Losing Control(34)
He holds out his hands as if he can stem my barrage of complaints. “I’m trying to make things easier for you. That place you live in now, Christ—” He rubs the back of his neck, one hand on his hip pushing his jacket back and exposing his shirt clad flat stomach.
“You’re a jerk, Ian Kerr. A presumptuous, I-get-what-I-want-no-matter-what jerk.” I stomp down the hall with my pack. I need to change and get ready to go. He’s right behind me. Fine. He wants to watch me change, then fuck it. I drop my pack on the floor and kneel down, pulling out my shoes, athletic socks and leggings. I pull off my jeans, acutely aware that Ian hasn’t moved an inch and that his eyes are all over me. Well, he can look all he wants, but he’s not ever getting in my pants. And I tell him that. “You might as well take a good look because this is the closest you’re ever going to get to seeing me naked.”
Chapter 13
LEANING ONE SHOULDER AGAINST THE wall, he sighs like I’m some tiresome child. “Bunny, what did I tell you about challenging me?”
“You can shove your hunter metaphors up your tight ass, Kerr.” I hop around pulling up the leg of my pants.
“I’m glad you’ve noticed. I had started to think I wasn’t making an impact. My huge ego was being crushed. By the way, I like the rose panties you have on,” he comments. “I particularly like how there are tiny bows right under the dimples in your back.”
Is that a smirk in his tone? Is he fucking smirking at me because I wore some of the underwear he bought? Then fine. I don’t need this stupid underwear either.
“You think you’re so cute, but what happens when you’re done with me? When I’m no longer interesting prey? When your little project is over? You must think my pussy is lined with fucking gold if I’m worth a million dollar apartment overlooking Central Park.” I hiss at him, pulling at the sides of the panties in an effort to jerk them off. Jesus, the lace must be made of titanium. People are constantly getting their underwear ripped off in movies.

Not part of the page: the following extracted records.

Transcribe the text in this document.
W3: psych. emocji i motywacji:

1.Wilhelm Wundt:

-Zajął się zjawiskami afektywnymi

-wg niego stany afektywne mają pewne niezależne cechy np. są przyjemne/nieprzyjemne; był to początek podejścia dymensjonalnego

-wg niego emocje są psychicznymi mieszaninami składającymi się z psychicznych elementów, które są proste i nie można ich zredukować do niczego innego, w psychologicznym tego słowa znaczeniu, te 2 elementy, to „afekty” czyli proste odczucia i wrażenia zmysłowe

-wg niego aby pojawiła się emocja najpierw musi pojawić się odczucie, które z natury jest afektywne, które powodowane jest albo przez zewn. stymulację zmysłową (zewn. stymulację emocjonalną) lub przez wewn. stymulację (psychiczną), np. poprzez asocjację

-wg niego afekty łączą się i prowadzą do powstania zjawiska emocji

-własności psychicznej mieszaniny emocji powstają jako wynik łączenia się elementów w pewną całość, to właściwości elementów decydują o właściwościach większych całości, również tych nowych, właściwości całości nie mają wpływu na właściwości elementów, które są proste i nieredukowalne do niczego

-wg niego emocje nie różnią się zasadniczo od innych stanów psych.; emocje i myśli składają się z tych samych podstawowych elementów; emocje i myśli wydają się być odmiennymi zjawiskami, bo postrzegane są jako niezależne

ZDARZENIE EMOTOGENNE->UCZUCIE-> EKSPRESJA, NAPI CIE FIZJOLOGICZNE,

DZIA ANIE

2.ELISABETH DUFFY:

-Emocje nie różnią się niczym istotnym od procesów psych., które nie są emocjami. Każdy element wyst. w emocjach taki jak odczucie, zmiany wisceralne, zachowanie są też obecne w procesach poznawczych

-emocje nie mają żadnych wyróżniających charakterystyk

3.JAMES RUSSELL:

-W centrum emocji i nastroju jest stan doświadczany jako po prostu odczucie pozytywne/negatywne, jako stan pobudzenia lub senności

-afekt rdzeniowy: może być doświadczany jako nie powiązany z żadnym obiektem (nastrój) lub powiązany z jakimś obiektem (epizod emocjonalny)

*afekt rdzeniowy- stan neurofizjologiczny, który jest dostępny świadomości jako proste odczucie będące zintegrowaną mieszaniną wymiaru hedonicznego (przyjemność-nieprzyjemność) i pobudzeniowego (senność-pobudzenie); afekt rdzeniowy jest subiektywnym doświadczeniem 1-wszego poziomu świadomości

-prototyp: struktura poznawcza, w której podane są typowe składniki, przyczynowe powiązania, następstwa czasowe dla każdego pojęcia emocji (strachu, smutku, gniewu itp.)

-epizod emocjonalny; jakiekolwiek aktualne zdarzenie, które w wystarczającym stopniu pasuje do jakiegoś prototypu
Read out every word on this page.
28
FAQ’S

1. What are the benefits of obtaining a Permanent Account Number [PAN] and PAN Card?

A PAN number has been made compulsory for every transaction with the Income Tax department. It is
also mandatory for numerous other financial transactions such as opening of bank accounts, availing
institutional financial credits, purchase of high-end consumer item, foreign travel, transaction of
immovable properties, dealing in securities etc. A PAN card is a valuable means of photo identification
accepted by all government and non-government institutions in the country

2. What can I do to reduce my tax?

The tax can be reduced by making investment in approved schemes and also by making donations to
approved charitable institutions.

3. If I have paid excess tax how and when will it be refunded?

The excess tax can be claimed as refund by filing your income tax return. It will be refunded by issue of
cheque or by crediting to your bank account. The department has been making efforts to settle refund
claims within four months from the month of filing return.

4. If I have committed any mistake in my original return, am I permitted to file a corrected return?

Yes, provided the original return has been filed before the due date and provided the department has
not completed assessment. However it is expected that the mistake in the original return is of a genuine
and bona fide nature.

“What are you doing?” he demands and brushes my hands away. I fight him, wanting him to let me go, but he pushes me up against the wall and thrusts his big, heavy thigh between my legs, stepping downward so that the spandex of my bike pants is down around my ankles. I feel hobbled and, worse, I’m turned on. His steel-hard muscle is pressing right up against my clit and his hands are pressing me backward so that I’m imprisoned between his chest and the hall wall.
“What makes you think I’ll be done with you?” he says as he moves my hands upward until they meet in an arch above my head and he can grip my wrists in one big fist. Free, his left hand slides down my arm, leaving a trial of goose bumps in his wake. His mouth is on my chin, my jaw, and then my neck. He’s tasting me, pressing the flat of his tongue against my racing pulse. “Maybe I’ll never be done with you and your solid gold pussy.” At the last word, he closes his mouth over that pulse point and sucks hard. The only thing holding me up is his hand around my wrists. He pumps his thigh against me and an involuntary moan escapes my lips.
“I don’t care,” I manage to choke out. It’s an obvious lie; my body cares a lot. “I’m not a toy. You don’t get to put me in Barbie’s expensive town home and play with me until you’re bored. I’m a fucking real person, and my mom’s a real person. And we don’t need this shit right now. I say who I sleep with and whose bed I'm in—and right now, you aren't even in the same conversation.”
“I am the entire fucking conversation.” He sucks hard at the spot where my neck curves into my shoulder, and his hand is under my ass, moving me backward and forward along his thigh. His other hand has worked its way under my shirt and is palming my breast, a large thumb rubbing my nipple.
I realize my hands are free and that I’ve been holding them above my head while he rubs all over me. When I drop my hands to his shoulders I find I don’t want to push him away. Instead, I use his shoulders as leverage to grind down on his thigh.
The nerve endings of my sex are hyper sensitized and I swear I can feel every thread of his superfine wool pants. His leg moves, a tiny hitch, but it interrupts the rhythm and removes the pressure. “Don’t you stop,” I threaten him, all the heat turning from anger to throaty desire.
“Shh, bunny, I got you.” He lifts me completely and spins me around. I have no option but to wrap my legs around him. A few quick steps and we’re in another bedroom with one giant bed and nothing much else. He tumbles us onto the bed and then lowers himself over me. There’s nothing in my field of vision but the hard planes of his face and the ruddy flush of desire on the high points of his cheekbones. He looks fierce and hungry.